Figure 2. Associative short-term plasticity implemented in a form of short-term-STDP or via simulated NMDA receptors resulting in NMDA spikes.

(A) The synaptic change is triggered by the classical STDP protocol at time “stimulation” (marked by arrows) but the change decays to 0 (baseline) within a few seconds. Left panel shows that firing of only pre- or post-synaptic neurons does not trigger any synaptic change. The middle panel illustrates that firing in the order pre-before-post induces short-term augmentation, as opposed to the post-before-pre (Right panel) resulting in short-term depression. (B–C) Short-term amplification of synaptic responses via simulated NMDA receptors resulting in NMDA spikes. (B) Schematic diagram showing a multi-compartmental neuron (post) receiving a synapse from a pre-synaptic neuron (pre). (C) A train of presynaptic spikes is followed by a postsynaptic response delayed by 10 ms and caused by other synaptic inputs.
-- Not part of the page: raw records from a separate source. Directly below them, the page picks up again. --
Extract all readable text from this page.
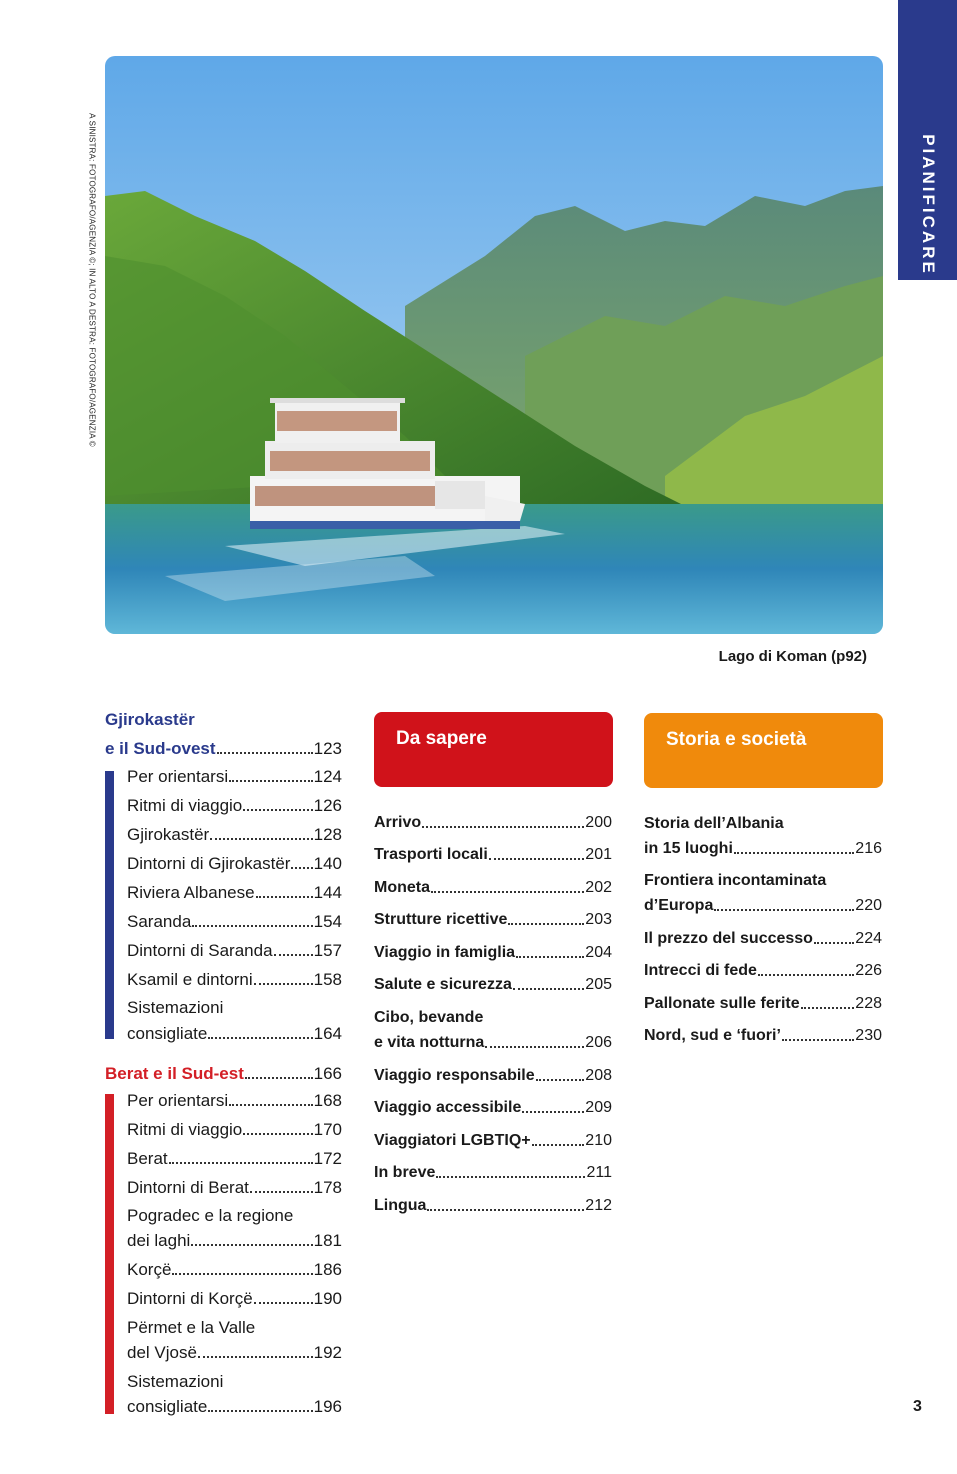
PIANIFICARE
A SINISTRA: FOTOGRAFO/AGENZIA ©; IN ALTO A DESTRA: FOTOGRAFO/AGENZIA ©
Lago di Koman (p92)
Gjirokastër
e il Sud-ovest	123
Per orientarsi	124
Ritmi di viaggio	126
Gjirokastër	128
Dintorni di Gjirokastër 140
Riviera Albanese	144
Saranda	154
Dintorni di Saranda 157
Ksamil e dintorni	158
Sistemazioni
consigliate	164
Berat e il Sud-est	166
Per orientarsi	168
Ritmi di viaggio	170
Berat	172
Dintorni di Berat	178
Pogradec e la regione
dei laghi	181
Korçë	186
Dintorni di Korçë	190
Përmet e la Valle
del Vjosë	192
Sistemazioni
consigliate	196
Da sapere
Arrivo	200
Trasporti locali	201
Moneta	202
Strutture ricettive	203
Viaggio in famiglia	204
Salute e sicurezza	205
Cibo, bevande
e vita notturna	206
Viaggio responsabile	208
Viaggio accessibile	209
Viaggiatori LGBTIQ+	210
In breve	211
Lingua	212
Storia e società
Storia dell’Albania
in 15 luoghi	216
Frontiera incontaminata
d’Europa	220
Il prezzo del successo	224
Intrecci di fede	226
Pallonate sulle ferite	228
Nord, sud e ‘fuori’	230
3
Each pre-synaptic spike activates postsynaptic NMDA receptors and deactivates with time constant of 250 ms. (D) Persistent pre-then-post train of action potentials flips the dendritic compartment into up-state. While in the up-state, each pre-synaptic spike results in a large-amplitude dendritic excitatory postsynaptic potential (black trace V (dendritic)), often called NMDA spike, that can propagate to the soma and enhance the efficacy of the synaptic transmission in eliciting somatic spike. The red trace shows the control simulation when the post-synaptic spikes are absent: No significant increase in synaptic efficacy is observed in this case. Similarly, post-before-pre patterns do not result in significant enhancement of synaptic transmission unless the timing is such that there is a residual depolarization when pre-synaptic spike arrives, or there is a residual glutamate in synaptic cleft from the previous pre-spike when post neuron fired. The voltage traces in sub-panel (D) are simulations of a passive dendritic compartment with voltage-dependent NMDA conductance.